A la distancia la realidad de Venezuela se observa caótica y difusa, desde el funcionamiento de sus instituciones políticas hasta las diversas posiciones que adopta la comunidad internacional son vidriosas. Como hace más de medio siglo –en pleno apogeo de la guerra fría- reflotan discursos académicos y políticos que apoyan a EEUU o Rusia, ahora con el pretexto de la cuestión venezolana.
Lo único que aparece claro es la fenomenal crisis económica que padece el pueblo venezolano, impulsada por la imparable turbina de la hiperinflación y la escasez de alimentos y demás insumos básicos.
En definitiva, si hay algo objetivo que puede decirse del país caribeño es que dicho padecimiento no distingue clases sociales, en consecuencia, el malestar ciudadano sobrevuela rasante las calles y plazas de la República Bolivariana de Venezuela sin diferenciar barrios o ciudades. Esta realidad de conflicto y enfrentamiento es innegable y es parte de una transición nada novedosa en la política venezolana de los últimos años, que ha comenzado luego de la muerte de Hugo Chávez.
Lo cierto es que a medida que uno se acerca a ese gentío lanzando sus proclamas y exigencias a viva voz, se observa que el reclamo puede ser tanto a favor como en contra del gobierno de Nicolás Maduro. Es decir, los venezolanos están de acuerdo en que efectivamente atraviesan una brutal recesión económica desde hace varios años, pero se distancian a la hora de señalar a los responsables de dicha crisis.
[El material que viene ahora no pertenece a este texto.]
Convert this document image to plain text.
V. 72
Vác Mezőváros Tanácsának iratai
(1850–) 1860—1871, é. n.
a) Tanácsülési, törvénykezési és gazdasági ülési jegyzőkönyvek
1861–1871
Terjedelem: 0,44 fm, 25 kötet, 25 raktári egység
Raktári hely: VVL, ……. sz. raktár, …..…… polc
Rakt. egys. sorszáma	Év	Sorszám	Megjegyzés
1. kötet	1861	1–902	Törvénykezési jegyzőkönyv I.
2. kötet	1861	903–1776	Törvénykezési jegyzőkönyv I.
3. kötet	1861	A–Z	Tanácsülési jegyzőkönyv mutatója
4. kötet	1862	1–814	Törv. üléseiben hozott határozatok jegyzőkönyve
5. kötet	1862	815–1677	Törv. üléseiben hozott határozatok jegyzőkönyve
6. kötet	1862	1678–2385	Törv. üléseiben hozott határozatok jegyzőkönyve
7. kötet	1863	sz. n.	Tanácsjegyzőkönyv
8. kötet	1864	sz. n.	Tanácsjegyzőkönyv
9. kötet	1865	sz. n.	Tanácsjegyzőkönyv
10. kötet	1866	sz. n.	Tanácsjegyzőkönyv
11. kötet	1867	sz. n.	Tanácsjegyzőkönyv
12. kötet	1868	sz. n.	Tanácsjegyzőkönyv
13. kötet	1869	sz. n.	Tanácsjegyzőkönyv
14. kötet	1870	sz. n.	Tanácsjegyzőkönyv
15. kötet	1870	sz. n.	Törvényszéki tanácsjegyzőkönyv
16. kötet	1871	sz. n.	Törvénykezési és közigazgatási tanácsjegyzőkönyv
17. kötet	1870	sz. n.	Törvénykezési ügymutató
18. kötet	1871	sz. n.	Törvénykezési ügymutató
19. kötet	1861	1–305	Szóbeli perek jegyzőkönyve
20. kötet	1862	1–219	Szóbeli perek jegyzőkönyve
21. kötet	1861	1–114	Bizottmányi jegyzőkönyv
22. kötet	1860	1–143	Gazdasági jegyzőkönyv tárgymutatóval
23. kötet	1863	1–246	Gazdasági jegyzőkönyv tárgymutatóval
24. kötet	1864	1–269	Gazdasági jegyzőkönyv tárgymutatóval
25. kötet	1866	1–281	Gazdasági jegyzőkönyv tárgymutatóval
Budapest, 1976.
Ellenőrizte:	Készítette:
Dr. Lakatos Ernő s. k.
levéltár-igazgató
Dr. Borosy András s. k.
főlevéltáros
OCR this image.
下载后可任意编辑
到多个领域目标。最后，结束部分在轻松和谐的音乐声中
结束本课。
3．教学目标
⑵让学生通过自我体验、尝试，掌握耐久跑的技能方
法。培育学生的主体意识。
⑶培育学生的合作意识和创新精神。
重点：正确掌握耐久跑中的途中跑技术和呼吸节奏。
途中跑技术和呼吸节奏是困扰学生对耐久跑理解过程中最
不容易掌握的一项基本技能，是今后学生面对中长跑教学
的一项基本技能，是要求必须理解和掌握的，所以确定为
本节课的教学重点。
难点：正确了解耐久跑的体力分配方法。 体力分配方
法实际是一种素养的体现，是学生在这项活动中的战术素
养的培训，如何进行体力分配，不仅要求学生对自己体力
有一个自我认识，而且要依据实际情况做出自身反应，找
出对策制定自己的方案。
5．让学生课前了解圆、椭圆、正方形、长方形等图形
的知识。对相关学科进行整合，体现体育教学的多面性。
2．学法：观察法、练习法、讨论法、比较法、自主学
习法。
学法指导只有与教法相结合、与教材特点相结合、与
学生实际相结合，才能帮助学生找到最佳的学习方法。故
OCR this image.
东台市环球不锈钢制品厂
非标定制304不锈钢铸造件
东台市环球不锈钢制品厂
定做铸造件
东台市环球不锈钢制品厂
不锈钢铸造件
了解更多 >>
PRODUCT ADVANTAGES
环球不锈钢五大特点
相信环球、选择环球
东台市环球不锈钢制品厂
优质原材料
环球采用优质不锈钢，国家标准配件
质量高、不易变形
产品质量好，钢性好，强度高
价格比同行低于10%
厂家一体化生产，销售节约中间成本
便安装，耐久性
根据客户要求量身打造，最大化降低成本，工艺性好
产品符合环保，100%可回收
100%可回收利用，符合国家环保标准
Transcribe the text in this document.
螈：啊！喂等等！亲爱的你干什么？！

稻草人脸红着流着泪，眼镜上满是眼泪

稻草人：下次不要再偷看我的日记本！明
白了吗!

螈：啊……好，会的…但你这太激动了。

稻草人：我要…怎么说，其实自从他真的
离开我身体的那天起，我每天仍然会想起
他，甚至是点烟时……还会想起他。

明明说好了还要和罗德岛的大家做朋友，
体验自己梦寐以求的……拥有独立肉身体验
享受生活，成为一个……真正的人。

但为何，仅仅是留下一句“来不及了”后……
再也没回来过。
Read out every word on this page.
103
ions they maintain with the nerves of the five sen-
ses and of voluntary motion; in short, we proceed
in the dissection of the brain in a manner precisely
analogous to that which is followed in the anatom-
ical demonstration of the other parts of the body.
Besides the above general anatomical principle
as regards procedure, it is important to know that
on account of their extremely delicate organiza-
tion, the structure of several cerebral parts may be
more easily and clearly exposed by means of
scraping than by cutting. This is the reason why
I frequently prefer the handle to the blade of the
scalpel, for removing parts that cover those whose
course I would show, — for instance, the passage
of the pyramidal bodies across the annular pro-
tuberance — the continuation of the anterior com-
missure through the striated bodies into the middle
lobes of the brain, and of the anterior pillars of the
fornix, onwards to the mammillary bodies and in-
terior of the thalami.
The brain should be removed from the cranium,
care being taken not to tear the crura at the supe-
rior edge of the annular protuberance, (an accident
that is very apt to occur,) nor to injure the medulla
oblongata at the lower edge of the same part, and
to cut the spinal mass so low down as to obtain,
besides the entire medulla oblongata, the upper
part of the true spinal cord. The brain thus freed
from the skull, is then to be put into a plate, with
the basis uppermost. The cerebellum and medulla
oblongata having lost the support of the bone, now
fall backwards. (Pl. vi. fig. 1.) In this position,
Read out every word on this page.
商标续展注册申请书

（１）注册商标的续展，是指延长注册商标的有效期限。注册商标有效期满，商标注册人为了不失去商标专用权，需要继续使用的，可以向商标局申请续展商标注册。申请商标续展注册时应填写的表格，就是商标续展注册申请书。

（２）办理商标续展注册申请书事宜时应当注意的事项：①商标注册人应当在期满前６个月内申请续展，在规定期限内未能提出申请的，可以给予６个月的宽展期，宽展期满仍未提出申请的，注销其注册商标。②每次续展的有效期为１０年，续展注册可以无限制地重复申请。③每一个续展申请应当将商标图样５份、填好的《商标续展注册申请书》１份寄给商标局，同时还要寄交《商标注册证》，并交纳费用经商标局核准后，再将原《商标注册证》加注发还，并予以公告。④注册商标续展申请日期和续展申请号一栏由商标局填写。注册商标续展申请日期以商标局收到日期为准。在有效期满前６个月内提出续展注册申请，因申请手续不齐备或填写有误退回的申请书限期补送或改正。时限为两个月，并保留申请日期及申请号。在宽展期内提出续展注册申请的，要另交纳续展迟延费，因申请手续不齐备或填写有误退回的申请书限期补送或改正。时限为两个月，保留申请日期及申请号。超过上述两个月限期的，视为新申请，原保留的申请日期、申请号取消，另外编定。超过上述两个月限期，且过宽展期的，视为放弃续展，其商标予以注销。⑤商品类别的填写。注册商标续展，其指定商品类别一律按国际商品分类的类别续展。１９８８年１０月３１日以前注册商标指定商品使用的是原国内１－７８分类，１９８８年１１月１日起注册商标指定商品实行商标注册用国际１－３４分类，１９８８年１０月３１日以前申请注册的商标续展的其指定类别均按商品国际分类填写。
Para unos es el gobierno chavista de Nicolás Maduro, para otros son las injerencias de países extranjeros que operan en desmedro del gobierno bolivariano.
En cualquier caso, el sonido de las voces resuena y a estas alturas pareciera que no hay control remoto (mando a distancia como se dice en España) que pueda dejar en mute el volumen de ninguna de ellas.
Ahora bien, asumido el enfrentamiento social que hoy existe en Venezuela marcado por diferencias ideológicas fuertes, el desafío urgente es que dicho conflicto socio-político sea procesado de forma pacífica, esto es, por las vías de la democracia y del derecho internacional público; en tal sentido es oportuno recordar que las democracias modernas, entre otras cosas, tienen por finalidad encausar los conflictos y evitar la violencia, pues -en palabras de Alain Touraine- lo propio de una democracia es reducir la violencia como también limitar el poder absoluto.
Efectivamente existen mecanismos institucionales diseñados para absorber e incorporar al sistema político los conflictos que siempre, de una u otra forma y con diferentes intensidades, pueden surgir en los procesos sociales.
Sin embargo, el combustible vital de cualquier mecanismo institucional, es la legitimidad, es decir, la creencia compartida por parte de una sociedad en la eficacia e imparcialidad de las instituciones que los rigen.
En otras palabras, es la confianza que la sociedad tiene en sus instituciones aquello que hace que un simple mecanismo normativo o constitucional se convierta en un hecho real de poder.
El gran problema de Venezuela es precisamente la perdida de confianza en las instituciones por parte de un amplio sector del pueblo venezolano, debido a lo cual su institucionalidad se debilita.
En conclusión, la situación de Venezuela es verdaderamente compleja y sin lugar a dudas atraviesa una fenomenal crisis política, económica y social; el asunto es que los conflictos no tienen una única salida: las puertas de salidas de las crisis son siempre varias, de muchos colores ideológicos y con horizontes diferentes.
Juan Guaidó ofrece una salida con su respectivo horizonte político y económico, Nicolás Maduro otra, lo importante es que más allá del color de cada puerta, esta sea abierta siempre con las llaves de la democracia y del respeto por el derecho a la libre determinación de los pueblos.